Rampart and Dugout Canoe/Old and New School
The (very) old Wusterhausen school stood in front of the town church until 1906. In 1905 a new school building was erected on the ramparts, a brick building with a stepped gable. Behind it is the new school building, which was inaugurated in 1976. The Polytechnic High School ran up to the 10th grade and bore the name "John Scheer". In 1991 the primary school and comprehensive school were separated. Today there is the Astrid Lindgren Primary School for children up to the 6th grade, while the comprehensive school was closed in 2003.
Behind the new school there is still a remnant of the city wall with a bricked-up Gothic arch, through which the mill arm of the Dosse is said to have led to the Vierrademühle.
Dugout canoe, around 1138, oak, found in Wusterhausen, Großer Burgwall (sponsorship Sparkasse Ostprignitz-Ruppin).
In 1974, during shaft work for the new school building in Wusterhausen, a 4.25 m long dugout canoe was found and salvaged - the oldest vehicle preserved from the city area. The stern was already damaged, but the boat was gradually dried and preserved to this day. Although the find came from the moat of the former Slavic castle rampart, the dugout was long thought to be much younger. Since 2009, dendrochronological studies have confirmed that the mighty oak was felled as early as 1138, ie shortly before the Wend Crusade and the conquest of the Slavic settlement areas by the Germans. Dugouts of this size (up to 10 m and more) were not only used for fishing, but also for transporting goods and people: they were important means of transport in impassable, wooded and swampy regions. In 2010, the Wusterhausen dugout was subjected to extensive conservational cleaning and careful surface strengthening.
Source: To the dugout VfGdP_ yearbook12.pdf - page 155 and 165, Kerstin Gessner and Annett Dittrich
“I am not yet in agreement with myself about the character of the castle wall and the so-called small castle wall”
This is what the Wusterhausen city chronicler Karl Altrichter wrote in 1887. Although he had numerous archaeological finds such as pottery shards, remains of bones and even fish scales available for inspection, he was unable to make an exact chronological assignment.

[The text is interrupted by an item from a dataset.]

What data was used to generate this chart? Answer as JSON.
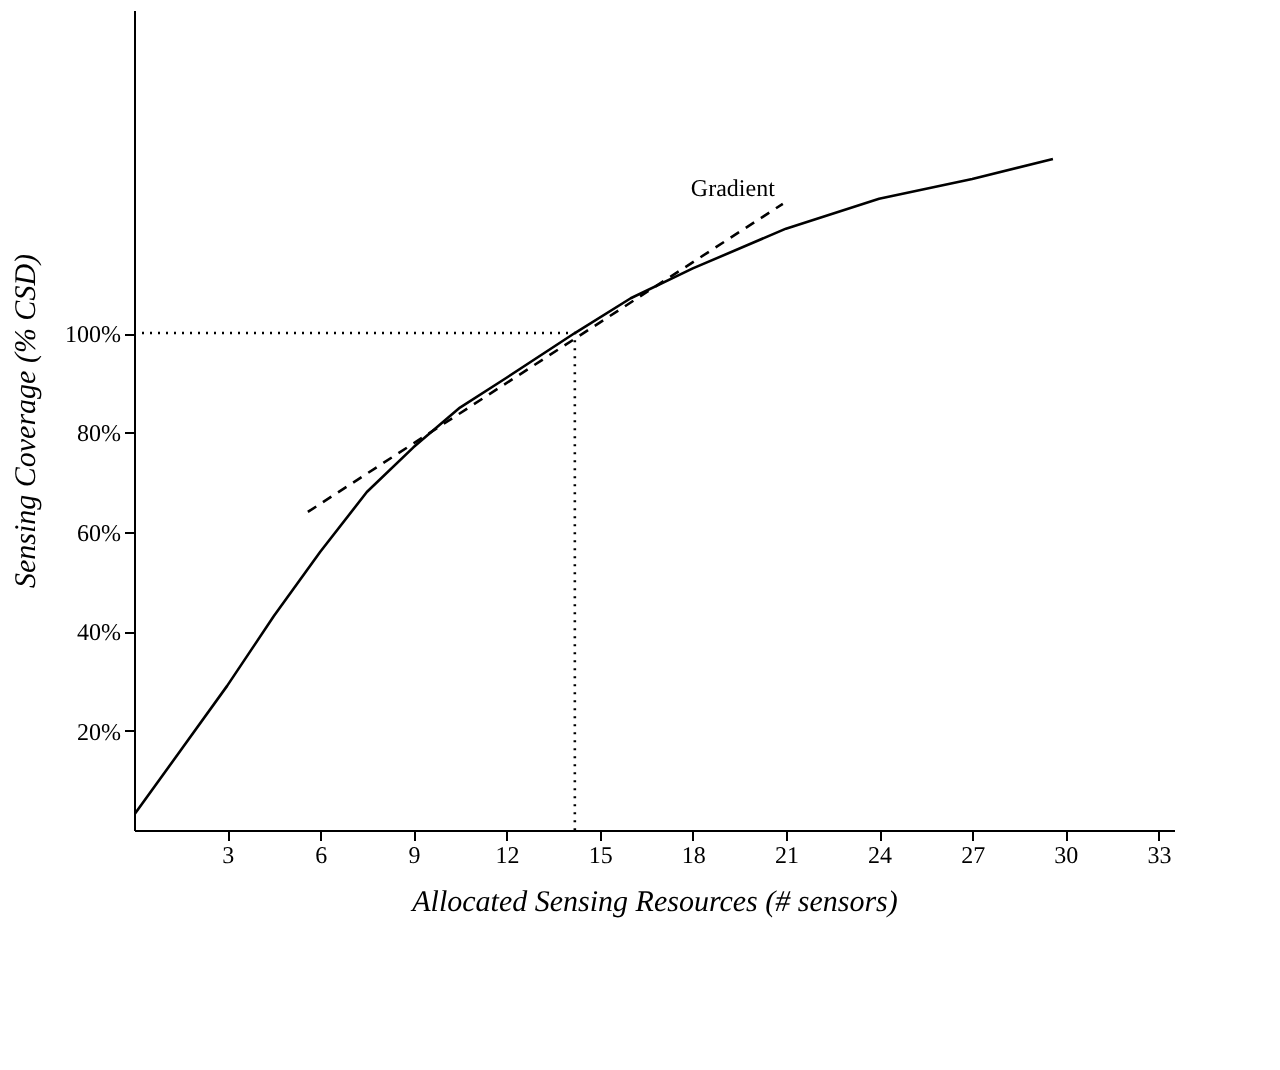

It was not until ten years later that the Berlin doctor and prehistorian Rudolf Virchow spoke of a medieval Slavic origin for the first time with the "pottery of the castle wall type". Since the 1960s, more and more Slavic finds from the north of the city have been registered. The area of the great ramparts with a diameter of around 200 meters has now been leveled and completely built on. Nevertheless, during various construction measures, it was possible to prove the fortification ditches of the former castle.
The finds testify to the long use of the Great Rampart by both the Slavs and the Germans. After the open, Slavic settlement in the later urban area of Wusterhausen was abandoned, the castle was fortified more strongly as a seat of power in the 11th century - integrated into a dense network of castles with lively communication and presumably also obligations to an alliance.
It was only five kilometers to the Unterseeinsel, a circular island castle in the middle of the lake, which can be reached quickly by horse and ferry. Messengers could reach Wulkow Castle on the Dosse or the castle hill in Wildberg after just half an hour's ride.
The Germans expanded the Slavic castle in Wusterhausen, in 1293 it is still mentioned as 'castrum'. It must have been abandoned soon after. In 1712 the city council released the completely overgrown castle grounds for use as garden land.
Slavic finds are also known from the so-called Kleiner Burgwall, but no fortification structures have been found so far. Here, too, the area has been systematically leveled, most recently in the 1960s to create a sports field.
Additional information
Archeology: Found when the school was being built, located directly below the school. Dugout in permanent exhibition.